Comparison of the three best models from different ecosystems
Ecosystem | Enviroment | Classifier | Accuracy | Kappa |
---|---|---|---|---|
Python | Scikitlearn | XGBoost | 0.976 | 0.910 |
Python | Scikitlearn | XGBoost-Refit | 0.976 | 0.894 |
Python | Scikitlearn | Logistic Regression | 0.976 | 0.595 |
Python | PyCaret | CatBoost Classifier | 0.972 | 0.895 |
Python | PyCaret | Light Gradient Boosting Machine | 0.970 | 0.888 |
Python | PyCaret | Extreme Gradient Boosting | 0.970 | 0.887 |
R | Caret | C5.0 | 0.971 | 0.890 |
R | Caret | Extreme Gradient Boosting | 0.965 | 0.866 |
R | Caret | Random Forest Classifier | 0.966 | 0.869 |
In solving this business problem we used two ecosystems with three different environments where we tested with 35 models. First ecosystem was Python with Scikit-Learn and PyCaret environment. Differences between two environments are generally in their approach to solving the same problem. Namely PyCaret is more automatic oriented and enables testing with a bunch of algorithms, while Scikit-Learn is more manually oriented.

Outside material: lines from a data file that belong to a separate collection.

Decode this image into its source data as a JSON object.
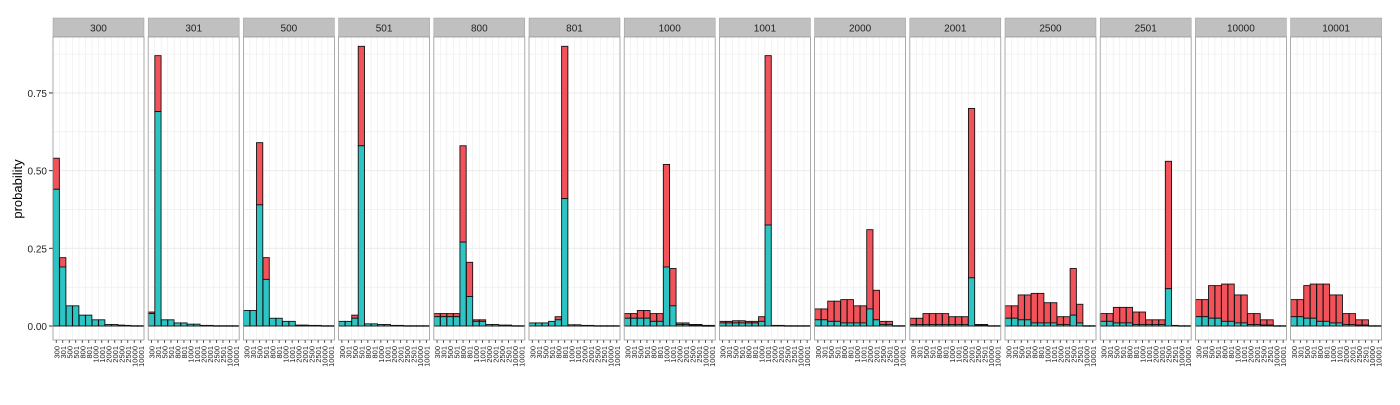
{
  "chart_data": {
    "type": "bar",
    "stacked": true,
    "facet": true,
    "title": "",
    "xlabel": "",
    "ylabel": "probability",
    "ylim": [
      0,
      0.9
    ],
    "yticks": [
      "0.00",
      "0.25",
      "0.50",
      "0.75"
    ],
    "ytick_values": [
      0,
      0.25,
      0.5,
      0.75
    ],
    "grid": true,
    "legend": "none",
    "colors": {
      "lower": "#2EC4C4",
      "upper": "#F2525A",
      "strip_bg": "#C0C0C0",
      "panel_border": "#999999",
      "grid": "#EBEBEB"
    },
    "categories": [
      "300",
      "301",
      "500",
      "501",
      "800",
      "801",
      "1000",
      "1001",
      "2000",
      "2001",
      "2500",
      "2501",
      "10000",
      "10001"
    ],
    "panels": [
      {
        "label": "300",
        "values": [
          [
            0.44,
            0.54
          ],
          [
            0.19,
            0.22
          ],
          [
            0.065,
            0.065
          ],
          [
            0.065,
            0.065
          ],
          [
            0.035,
            0.035
          ],
          [
            0.035,
            0.035
          ],
          [
            0.02,
            0.02
          ],
          [
            0.02,
            0.02
          ],
          [
            0.005,
            0.005
          ],
          [
            0.005,
            0.005
          ],
          [
            0.003,
            0.003
          ],
          [
            0.002,
            0.002
          ],
          [
            0.001,
            0.001
          ],
          [
            0.001,
            0.001
          ]
        ]
      },
      {
        "label": "301",
        "values": [
          [
            0.04,
            0.045
          ],
          [
            0.69,
            0.87
          ],
          [
            0.02,
            0.02
          ],
          [
            0.02,
            0.02
          ],
          [
            0.01,
            0.01
          ],
          [
            0.01,
            0.01
          ],
          [
            0.006,
            0.006
          ],
          [
            0.006,
            0.006
          ],
          [
            0.002,
            0.002
          ],
          [
            0.002,
            0.002
          ],
          [
            0.001,
            0.001
          ],
          [
            0.001,
            0.001
          ],
          [
            0.001,
            0.001
          ],
          [
            0.001,
            0.001
          ]
        ]
      },
      {
        "label": "500",
        "values": [
          [
            0.05,
            0.05
          ],
          [
            0.05,
            0.05
          ],
          [
            0.39,
            0.59
          ],
          [
            0.15,
            0.22
          ],
          [
            0.025,
            0.025
          ],
          [
            0.025,
            0.025
          ],
          [
            0.015,
            0.015
          ],
          [
            0.015,
            0.015
          ],
          [
            0.003,
            0.003
          ],
          [
            0.003,
            0.003
          ],
          [
            0.002,
            0.002
          ],
          [
            0.002,
            0.002
          ],
          [
            0.001,
            0.001
          ],
          [
            0.001,
            0.001
          ]
        ]
      },
      {
        "label": "501",
        "values": [
          [
            0.015,
            0.015
          ],
          [
            0.015,
            0.015
          ],
          [
            0.025,
            0.035
          ],
          [
            0.58,
            0.9
          ],
          [
            0.007,
            0.007
          ],
          [
            0.007,
            0.007
          ],
          [
            0.005,
            0.005
          ],
          [
            0.005,
            0.005
          ],
          [
            0.002,
            0.002
          ],
          [
            0.002,
            0.002
          ],
          [
            0.001,
            0.001
          ],
          [
            0.001,
            0.001
          ],
          [
            0.001,
            0.001
          ],
          [
            0.001,
            0.001
          ]
        ]
      },
      {
        "label": "800",
        "values": [
          [
            0.03,
            0.04
          ],
          [
            0.03,
            0.04
          ],
          [
            0.03,
            0.04
          ],
          [
            0.03,
            0.04
          ],
          [
            0.27,
            0.58
          ],
          [
            0.095,
            0.205
          ],
          [
            0.015,
            0.02
          ],
          [
            0.015,
            0.02
          ],
          [
            0.005,
            0.005
          ],
          [
            0.005,
            0.005
          ],
          [
            0.003,
            0.003
          ],
          [
            0.003,
            0.003
          ],
          [
            0.001,
            0.001
          ],
          [
            0.001,
            0.001
          ]
        ]
      },
      {
        "label": "801",
        "values": [
          [
            0.01,
            0.01
          ],
          [
            0.01,
            0.01
          ],
          [
            0.01,
            0.01
          ],
          [
            0.015,
            0.015
          ],
          [
            0.02,
            0.03
          ],
          [
            0.41,
            0.9
          ],
          [
            0.004,
            0.004
          ],
          [
            0.004,
            0.004
          ],
          [
            0.002,
            0.002
          ],
          [
            0.002,
            0.002
          ],
          [
            0.001,
            0.001
          ],
          [
            0.001,
            0.001
          ],
          [
            0.001,
            0.001
          ],
          [
            0.001,
            0.001
          ]
        ]
      },
      {
        "label": "1000",
        "values": [
          [
            0.025,
            0.04
          ],
          [
            0.025,
            0.04
          ],
          [
            0.025,
            0.05
          ],
          [
            0.025,
            0.05
          ],
          [
            0.015,
            0.04
          ],
          [
            0.015,
            0.04
          ],
          [
            0.19,
            0.52
          ],
          [
            0.065,
            0.185
          ],
          [
            0.005,
            0.01
          ],
          [
            0.005,
            0.01
          ],
          [
            0.003,
            0.005
          ],
          [
            0.003,
            0.005
          ],
          [
            0.001,
            0.002
          ],
          [
            0.001,
            0.002
          ]
        ]
      },
      {
        "label": "1001",
        "values": [
          [
            0.01,
            0.015
          ],
          [
            0.01,
            0.015
          ],
          [
            0.01,
            0.017
          ],
          [
            0.01,
            0.017
          ],
          [
            0.01,
            0.015
          ],
          [
            0.01,
            0.015
          ],
          [
            0.015,
            0.03
          ],
          [
            0.325,
            0.87
          ],
          [
            0.002,
            0.002
          ],
          [
            0.002,
            0.002
          ],
          [
            0.001,
            0.001
          ],
          [
            0.001,
            0.001
          ],
          [
            0.001,
            0.001
          ],
          [
            0.001,
            0.001
          ]
        ]
      },
      {
        "label": "2000",
        "values": [
          [
            0.02,
            0.055
          ],
          [
            0.02,
            0.055
          ],
          [
            0.015,
            0.08
          ],
          [
            0.015,
            0.08
          ],
          [
            0.01,
            0.085
          ],
          [
            0.01,
            0.085
          ],
          [
            0.01,
            0.065
          ],
          [
            0.01,
            0.065
          ],
          [
            0.055,
            0.31
          ],
          [
            0.02,
            0.115
          ],
          [
            0.005,
            0.015
          ],
          [
            0.005,
            0.015
          ],
          [
            0.001,
            0.001
          ],
          [
            0.001,
            0.001
          ]
        ]
      },
      {
        "label": "2001",
        "values": [
          [
            0.005,
            0.025
          ],
          [
            0.005,
            0.025
          ],
          [
            0.005,
            0.04
          ],
          [
            0.005,
            0.04
          ],
          [
            0.005,
            0.04
          ],
          [
            0.005,
            0.04
          ],
          [
            0.005,
            0.03
          ],
          [
            0.005,
            0.03
          ],
          [
            0.005,
            0.03
          ],
          [
            0.155,
            0.7
          ],
          [
            0.003,
            0.005
          ],
          [
            0.003,
            0.005
          ],
          [
            0.001,
            0.001
          ],
          [
            0.001,
            0.001
          ]
        ]
      },
      {
        "label": "2500",
        "values": [
          [
            0.025,
            0.065
          ],
          [
            0.025,
            0.065
          ],
          [
            0.02,
            0.1
          ],
          [
            0.02,
            0.1
          ],
          [
            0.01,
            0.105
          ],
          [
            0.01,
            0.105
          ],
          [
            0.01,
            0.075
          ],
          [
            0.01,
            0.075
          ],
          [
            0.005,
            0.03
          ],
          [
            0.005,
            0.03
          ],
          [
            0.035,
            0.185
          ],
          [
            0.01,
            0.07
          ],
          [
            0.001,
            0.001
          ],
          [
            0.001,
            0.001
          ]
        ]
      },
      {
        "label": "2501",
        "values": [
          [
            0.015,
            0.04
          ],
          [
            0.015,
            0.04
          ],
          [
            0.01,
            0.06
          ],
          [
            0.01,
            0.06
          ],
          [
            0.01,
            0.06
          ],
          [
            0.005,
            0.045
          ],
          [
            0.005,
            0.045
          ],
          [
            0.005,
            0.02
          ],
          [
            0.005,
            0.02
          ],
          [
            0.005,
            0.02
          ],
          [
            0.12,
            0.53
          ],
          [
            0.002,
            0.002
          ],
          [
            0.001,
            0.001
          ],
          [
            0.001,
            0.001
          ]
        ]
      },
      {
        "label": "10000",
        "values": [
          [
            0.03,
            0.085
          ],
          [
            0.03,
            0.085
          ],
          [
            0.025,
            0.13
          ],
          [
            0.025,
            0.13
          ],
          [
            0.015,
            0.135
          ],
          [
            0.015,
            0.135
          ],
          [
            0.01,
            0.1
          ],
          [
            0.01,
            0.1
          ],
          [
            0.005,
            0.04
          ],
          [
            0.005,
            0.04
          ],
          [
            0.003,
            0.02
          ],
          [
            0.003,
            0.02
          ],
          [
            0.001,
            0.001
          ],
          [
            0.001,
            0.001
          ]
        ]
      },
      {
        "label": "10001",
        "values": [
          [
            0.03,
            0.085
          ],
          [
            0.03,
            0.085
          ],
          [
            0.025,
            0.13
          ],
          [
            0.025,
            0.135
          ],
          [
            0.015,
            0.135
          ],
          [
            0.015,
            0.135
          ],
          [
            0.01,
            0.1
          ],
          [
            0.01,
            0.1
          ],
          [
            0.005,
            0.04
          ],
          [
            0.005,
            0.04
          ],
          [
            0.003,
            0.02
          ],
          [
            0.003,
            0.02
          ],
          [
            0.001,
            0.001
          ],
          [
            0.001,
            0.001
          ]
        ]
      }
    ]
  }
}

Hoewer both approaches show solid results of accuracy of around 97%. In the R ecosystem we used the Caret environment. Here we applied more robust techniques based on repeated cross validation (10 folds and 3 repeats which is a common standard configuration for comparing models). The use of this approach is justified for reasons that tree-based models often can be overfitted and for that reason it is better to repeat this procedure several times.With this approach we also got results of accuracy of around 96-97%. At the end we can conclude that all three environments give us good results and the best model is XGBoost with accuracy of 97,61%.